MNPR-101 Radioimmunotherapeutic ("RIT")

Monopar is currently evaluating pathways to initiate a first-in-human study with the MNPR-101-PCTA radioimmunotherapeutic/radiodiagnostic candidate that Monopar generated with its partner NorthStar Medical Radioisotopes, LLC.

MNPR-202

Monopar’s collaborator, the Cancer Science Institute of Singapore at the National University of Singapore, is testing MNPR-202 in preclinical cancer models and the Company is awaiting initial results.

Results for the First Quarter Ended March 31, 2022, Compared to the First Quarter Ended March 31, 2021

Cash and Net Loss

Cash and cash equivalents as of March 31, 2022 were $17.8 million. Monopar anticipates that its current cash and cash equivalents will fund: the Phase 2b portion of the VOICE clinical trial; the commencement of the Phase 3 portion of the VOICE clinical trial; and the Phase 1b camsirubicin clinical trial through at least June 2023. The Company plans to raise additional funds and/or engage a partner within the next 12 months to complete the VOICE clinical program and continue camsirubicin clinical development through and beyond the ongoing open-label, dose escalation Phase 1b clinical trial.

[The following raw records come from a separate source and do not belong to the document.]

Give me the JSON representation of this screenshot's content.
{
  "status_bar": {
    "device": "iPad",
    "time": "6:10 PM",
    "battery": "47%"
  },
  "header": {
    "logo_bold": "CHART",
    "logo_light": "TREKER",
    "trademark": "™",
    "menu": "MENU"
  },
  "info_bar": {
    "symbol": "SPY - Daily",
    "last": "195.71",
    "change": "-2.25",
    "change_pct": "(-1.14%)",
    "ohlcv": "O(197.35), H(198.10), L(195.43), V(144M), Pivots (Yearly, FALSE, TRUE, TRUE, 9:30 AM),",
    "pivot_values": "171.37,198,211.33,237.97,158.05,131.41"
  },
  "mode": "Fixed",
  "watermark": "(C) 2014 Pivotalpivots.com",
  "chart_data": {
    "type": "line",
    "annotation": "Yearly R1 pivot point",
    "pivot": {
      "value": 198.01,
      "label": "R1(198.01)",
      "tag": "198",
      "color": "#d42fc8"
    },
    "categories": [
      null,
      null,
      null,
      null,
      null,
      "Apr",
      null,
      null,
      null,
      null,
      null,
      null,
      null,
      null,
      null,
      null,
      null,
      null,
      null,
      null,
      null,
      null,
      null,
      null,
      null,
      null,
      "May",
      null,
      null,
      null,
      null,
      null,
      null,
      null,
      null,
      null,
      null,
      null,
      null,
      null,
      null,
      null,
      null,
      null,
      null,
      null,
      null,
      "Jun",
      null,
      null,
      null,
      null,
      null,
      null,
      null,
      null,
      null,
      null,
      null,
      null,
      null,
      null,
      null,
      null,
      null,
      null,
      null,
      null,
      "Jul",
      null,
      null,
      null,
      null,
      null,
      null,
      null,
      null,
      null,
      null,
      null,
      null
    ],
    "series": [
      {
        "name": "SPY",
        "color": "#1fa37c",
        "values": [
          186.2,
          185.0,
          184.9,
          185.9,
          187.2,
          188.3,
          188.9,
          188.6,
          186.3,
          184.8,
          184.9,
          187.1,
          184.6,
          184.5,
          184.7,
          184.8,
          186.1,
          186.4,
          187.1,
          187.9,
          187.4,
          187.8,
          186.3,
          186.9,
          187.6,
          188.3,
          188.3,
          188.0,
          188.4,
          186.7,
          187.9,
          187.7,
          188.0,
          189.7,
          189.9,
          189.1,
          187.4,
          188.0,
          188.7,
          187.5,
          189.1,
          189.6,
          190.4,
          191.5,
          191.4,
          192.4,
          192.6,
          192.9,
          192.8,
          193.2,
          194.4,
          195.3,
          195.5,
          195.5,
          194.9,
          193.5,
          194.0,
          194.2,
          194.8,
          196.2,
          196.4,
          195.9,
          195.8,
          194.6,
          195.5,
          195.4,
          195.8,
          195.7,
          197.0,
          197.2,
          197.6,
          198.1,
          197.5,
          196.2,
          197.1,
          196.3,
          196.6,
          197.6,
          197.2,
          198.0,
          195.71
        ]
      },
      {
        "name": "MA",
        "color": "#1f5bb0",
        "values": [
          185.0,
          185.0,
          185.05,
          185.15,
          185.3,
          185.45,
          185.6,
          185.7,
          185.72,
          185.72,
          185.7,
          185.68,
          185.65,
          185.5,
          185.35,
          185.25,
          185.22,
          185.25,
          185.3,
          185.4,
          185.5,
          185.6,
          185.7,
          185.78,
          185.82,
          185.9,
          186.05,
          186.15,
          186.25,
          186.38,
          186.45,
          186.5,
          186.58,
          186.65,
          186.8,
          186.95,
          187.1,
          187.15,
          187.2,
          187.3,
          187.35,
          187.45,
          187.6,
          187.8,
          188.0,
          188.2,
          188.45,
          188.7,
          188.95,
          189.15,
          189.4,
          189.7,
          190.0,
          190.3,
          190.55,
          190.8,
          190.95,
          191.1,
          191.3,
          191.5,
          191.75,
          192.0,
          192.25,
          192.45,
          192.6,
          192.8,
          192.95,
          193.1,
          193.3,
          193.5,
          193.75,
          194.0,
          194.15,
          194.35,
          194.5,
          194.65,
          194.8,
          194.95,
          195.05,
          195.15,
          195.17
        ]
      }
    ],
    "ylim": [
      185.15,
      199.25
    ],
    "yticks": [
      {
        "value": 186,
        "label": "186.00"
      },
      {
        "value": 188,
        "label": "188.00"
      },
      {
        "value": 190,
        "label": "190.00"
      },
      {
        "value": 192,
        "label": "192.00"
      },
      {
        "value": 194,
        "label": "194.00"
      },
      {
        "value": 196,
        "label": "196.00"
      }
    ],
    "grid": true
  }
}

Net loss for the first quarter of 2022 was $2.5 million or $0.19 per share compared to net loss of $1.9 million or $0.16 per share for the first quarter of 2021.

Research and Development (R&D) Expenses

R&D expenses for the three months ended March 31, 2022 were $1,678,000, compared to $1,207,000 for the three months ended March 31, 2021. The increase of $471,000 is attributed to (1) an increase of $244,000 in Validive clinical trial-related and clinical material manufacturing-related expenses, (2) an increase of $193,000 in R&D personnel expenses and (3) a $34,000 net increase of other R&D expenses.

General and Administrative (G&A) Expenses

G&A expenses for the three months ended March 31, 2022 were $779,000, compared to $688,000 for the three months ended March 31, 2021. The increase of $91,000 is primarily attributed to an increase in G&A personnel expenses.